Nphet ‘did not communicate Covid models as well as necessary’ to ministers

Weeks later, Ireland had the world’s highest incidence of cases
Nphet ‘did not communicate Covid models as well as necessary’ to ministers

By Cate McCurry, PA

A public health expert has said he did not communicate Covid-19 models “as well as was necessary” to Government ministers, weeks before Ireland had the world’s highest incidence of cases.

Professor Philip Nolan, who was a key member of the advisory group assisting the Government in the battle against Covid-19, made the comments at the University of Limerick on Monday.

The former head of the National Public Health Emergency Team (Nphet)'s modelling group said that as health experts, “we need to be better at communicating the range of possibilities and uncertainties”.

In January last year, Ireland’s rate of Covid-19 skyrocketed and was blamed on the lifting of restrictions over the Christmas period and the prevalence of the highly transmissible UK variant of the virus.

The Government, which was heavily criticised at the time, defended its decision to relax restrictions in December 2020, despite advice from Nphet warning against the move.

Prof Nolan, the Science Foundation Ireland director general, gave the keynote address at the event Learning from the Pandemic – the Power of Data in Public Health, taking place as part of UL Research Week.

'We made a couple of mistakes'

Prof Nolan said Nphet went to Cabinet and outlined what they thought would happen if the country were to open up over Christmas 2020.

“We made a couple of mistakes in presenting this slide. We were at 200 cases a day and falling and we were going in and saying, ‘look, things could go badly wrong here’,” he added.

“We said you could be back up through 400 cases a day in January, and that ‘400 cases a day’ stuck in the mind of the hearer as a reassuring figure, as opposed to ‘you’re accelerating through 400 massively’.”

Prof Nolan said they warned Government that opening up hospitality and household visits over Christmas would put the country “absolutely in the wrong place”.

We need to be better at kind of communicating the range of possibilities and uncertainties

“In fact we even said it in the letter,” he added.

“What did that teach us? It taught us that we weren’t, I wasn’t communicating the outputs of these models as well as was necessary to properly inform.

“There’s a whole science around that actually, that again, we need to think about.

“We need to be better at kind of communicating the range of possibilities and uncertainties and so on.

“Not only that, as soon as this was over, we were starting to vaccinate people.

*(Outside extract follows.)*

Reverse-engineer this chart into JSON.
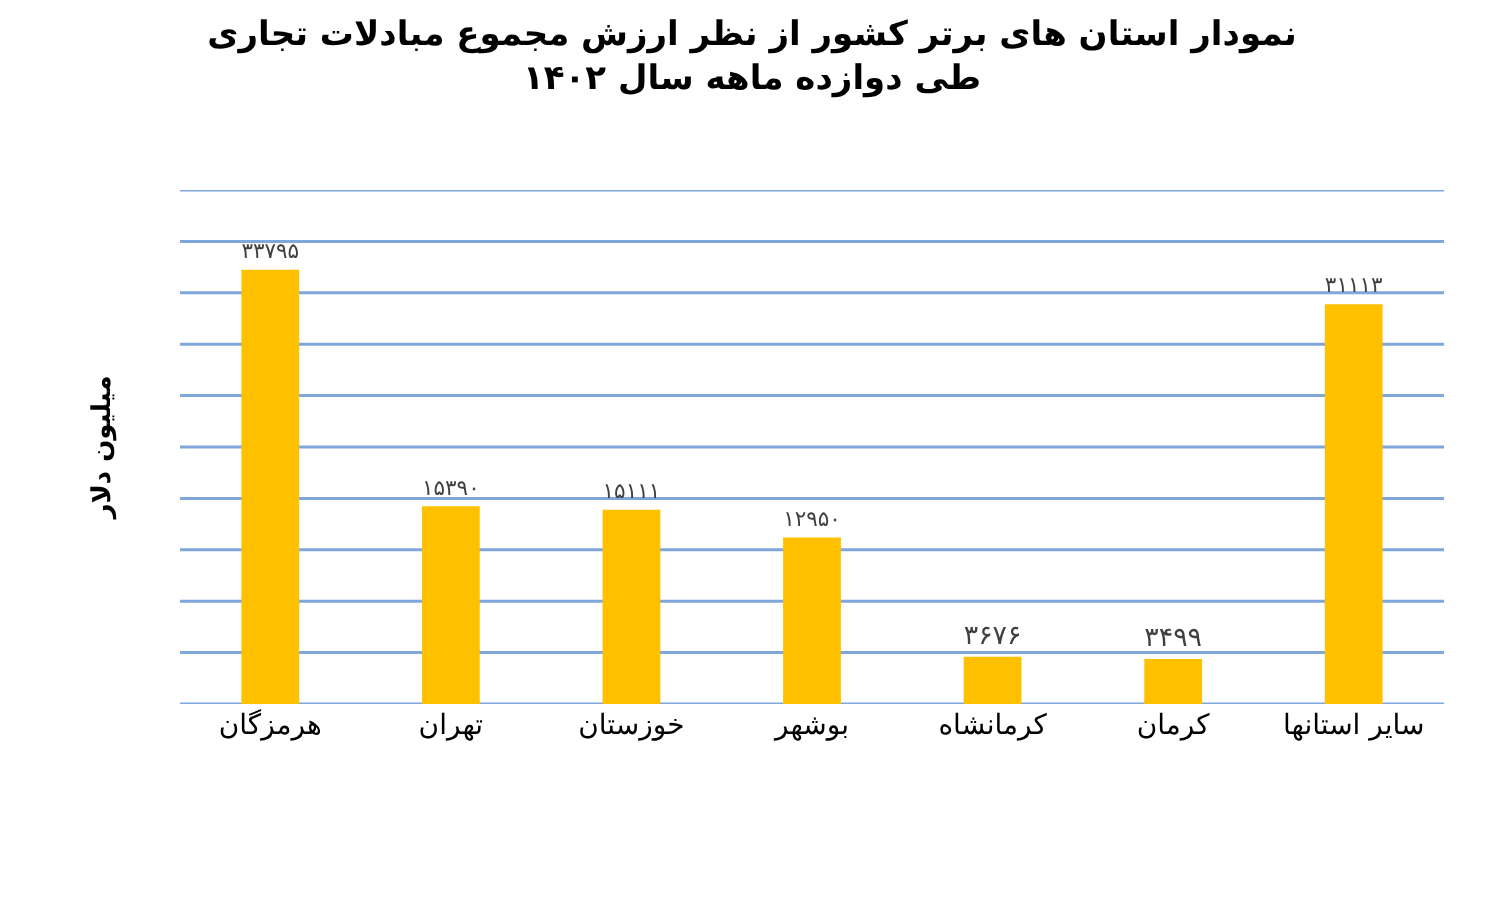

“So we had to put the vaccination in prior immunity and, of course, what arrived in the middle of this? Only Alpha (variant).

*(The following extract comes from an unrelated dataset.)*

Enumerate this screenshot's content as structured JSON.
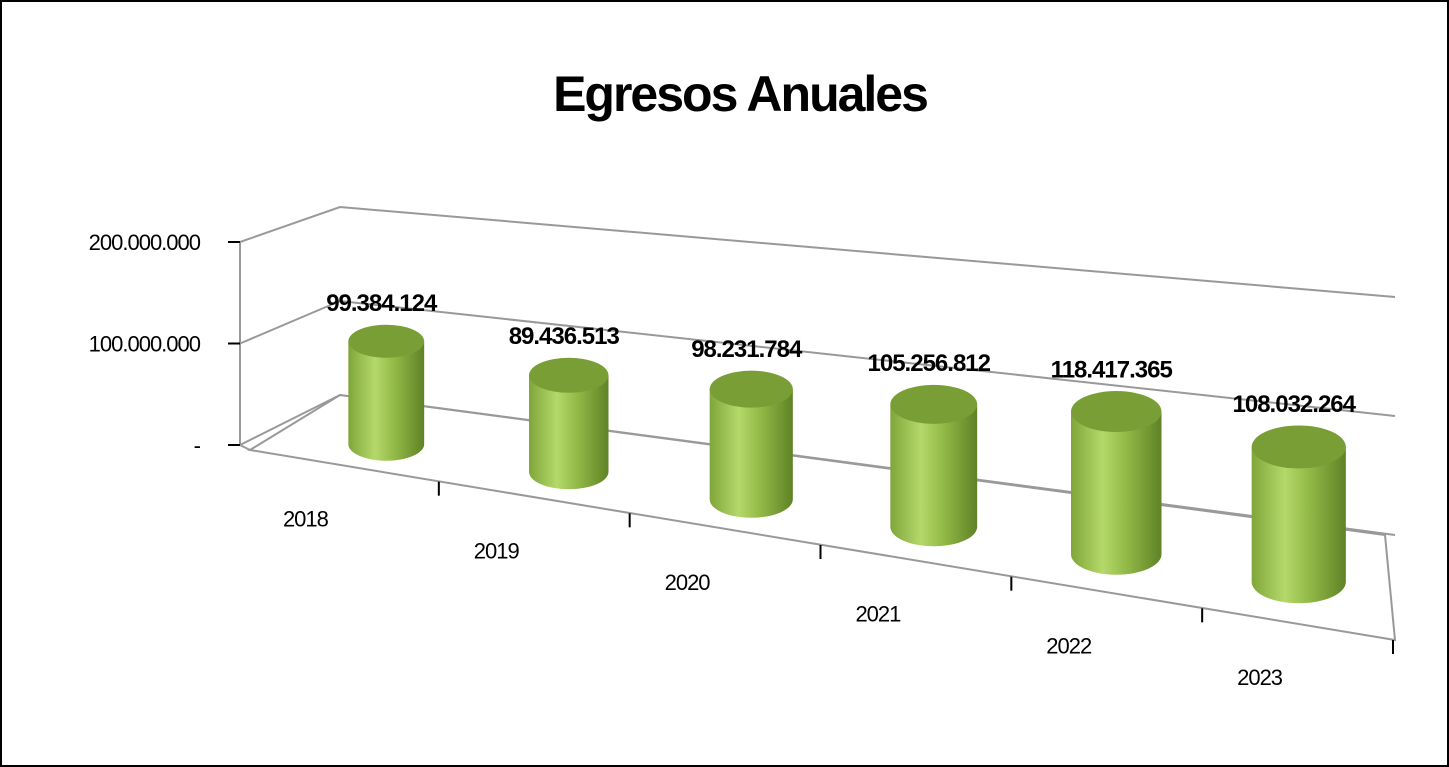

“We’re sitting there going the only thing that could make this worse would be a more transmissible variant, and here it comes.”

Prof Nolan was joined by panellists Dr Catherine Motherway, head of the intensive care unit at University Hospital Limerick, Professor Cathal Walsh, chair in statistics, Department of Mathematics and Statistics at UL, Professor Aedin Culhane, Professor of Biomedical Sciences (Cancer Genomics) at the UL School of Medicine and Dr Mai Mannix, director of Public Health, HSE Mid-West.

Prof Nolan also said that the pandemic has “clearly demonstrated” the value of public investment in research.

“What I learned during that process about how we should fund research and in thinking about the world societal benefit, perhaps we should be thinking about ecological benefits,” he added.

“This pandemic was an ecosystem crisis that emerged out of ecological disturbance and it required a massive human behavioural and scientific response to respond to it.

“I’m thinking ‘how do we fund research that cares for the ecosystem?’ is perhaps a useful way to think about it.”